2. The convenience of the witnesses. To support this factor for consideration, the defendants likely will submit affidavits from various witnesses. In considering the weight to be afforded the affidavits, the court is to consider not just the number of affidavits or where the witnesses are located, but also the substantive content of them. Therefore, even a dozen affidavits from “witnesses” (all of whom live in the county and state where the wreck occurred), but who were not present when the wreck occurred, probably will not meet the burden of showing that the location where the wreck occurred is a more appropriate venue.
3. The convenience of the parties. This factor takes into consideration the location of the parties to the lawsuit. If most of them are from the county and state where the wreck occurred, it is likely that the case will be dismissed and then need to be refiled in that county and state. In contrast, if none of the parties to the lawsuit either live or have lived in the county and state in which the wreck occurred, this factor should not support dismissal and refiling in another state.
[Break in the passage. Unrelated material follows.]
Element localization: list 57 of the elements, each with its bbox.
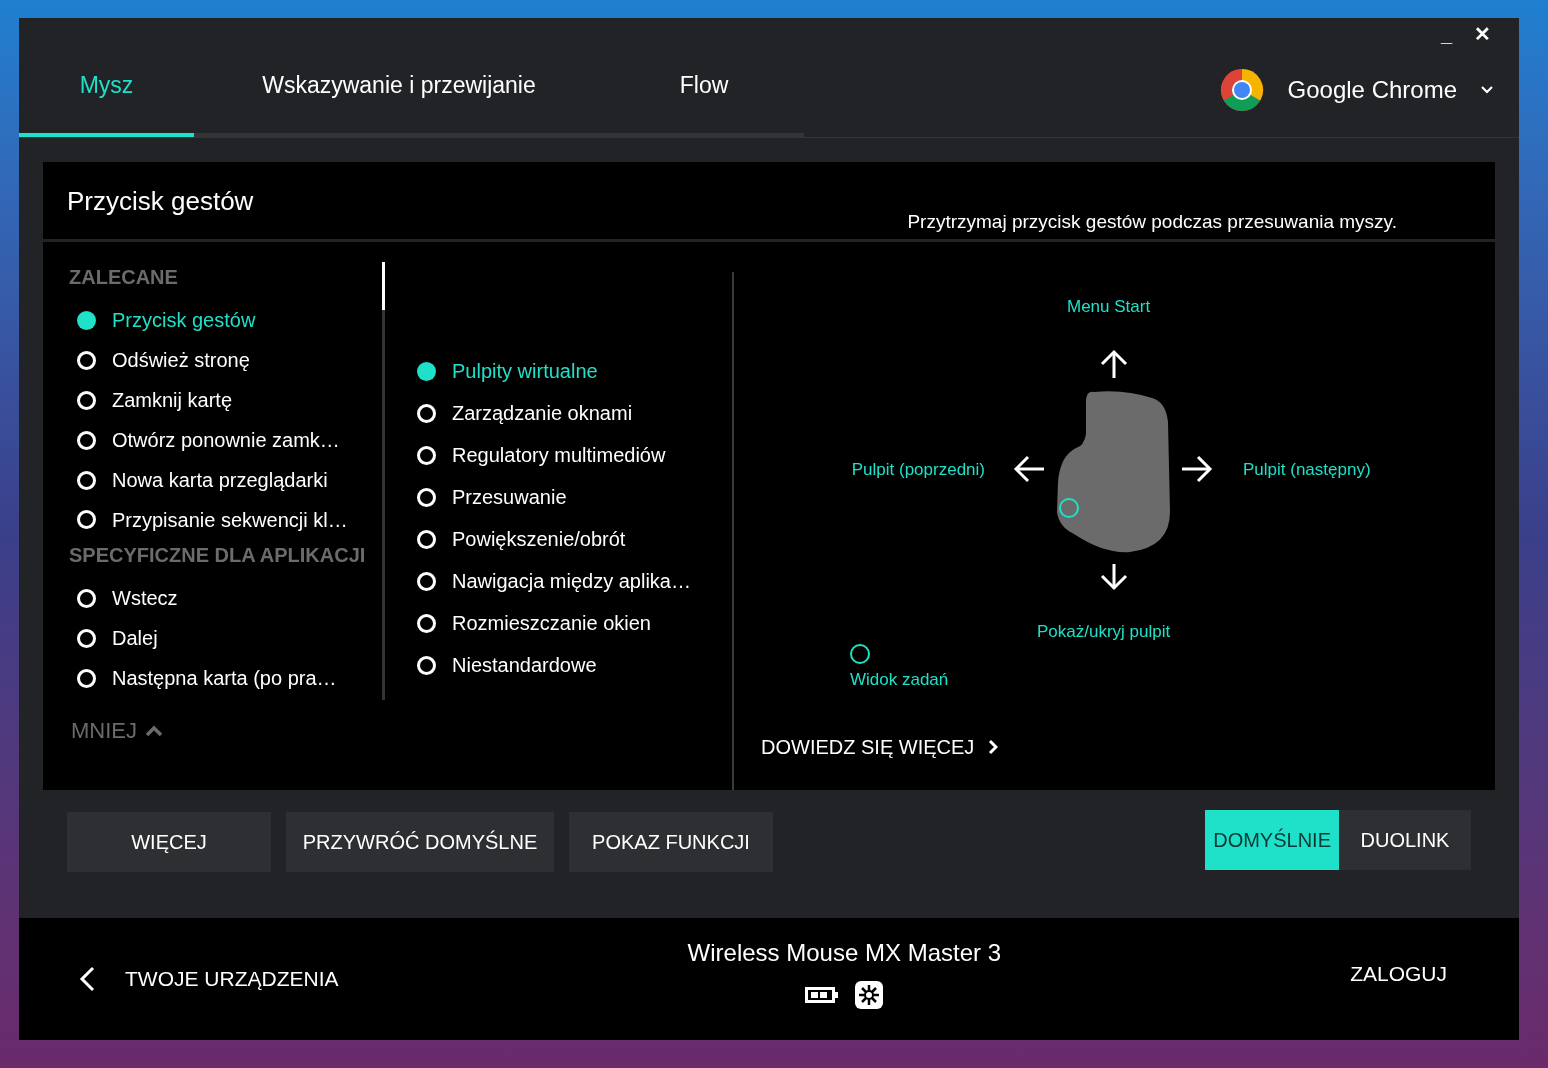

4. The interest of justice. Although admittedly somewhat vague, this factor for consideration takes into account aspects of the case such as how the case would be handled if only a portion of it was dismissed and then refiled in another county and state. In the example above the plaintiff was on the job at the time the wreck occurred. How would it work if only a portion of the lawsuit was dismissed and then had to be refiled in another county and state? The plaintiff could be faced with pursuing two lawsuits in two different states involving the same set of facts.
Although an Alabama court is required to consider each of these factors, it is within the trial court’s discretion to decide whether the case must be dismissed and then refiled in another state. Such a ruling will only be overturned on appeal if it is determined that the trial court abused its discretion.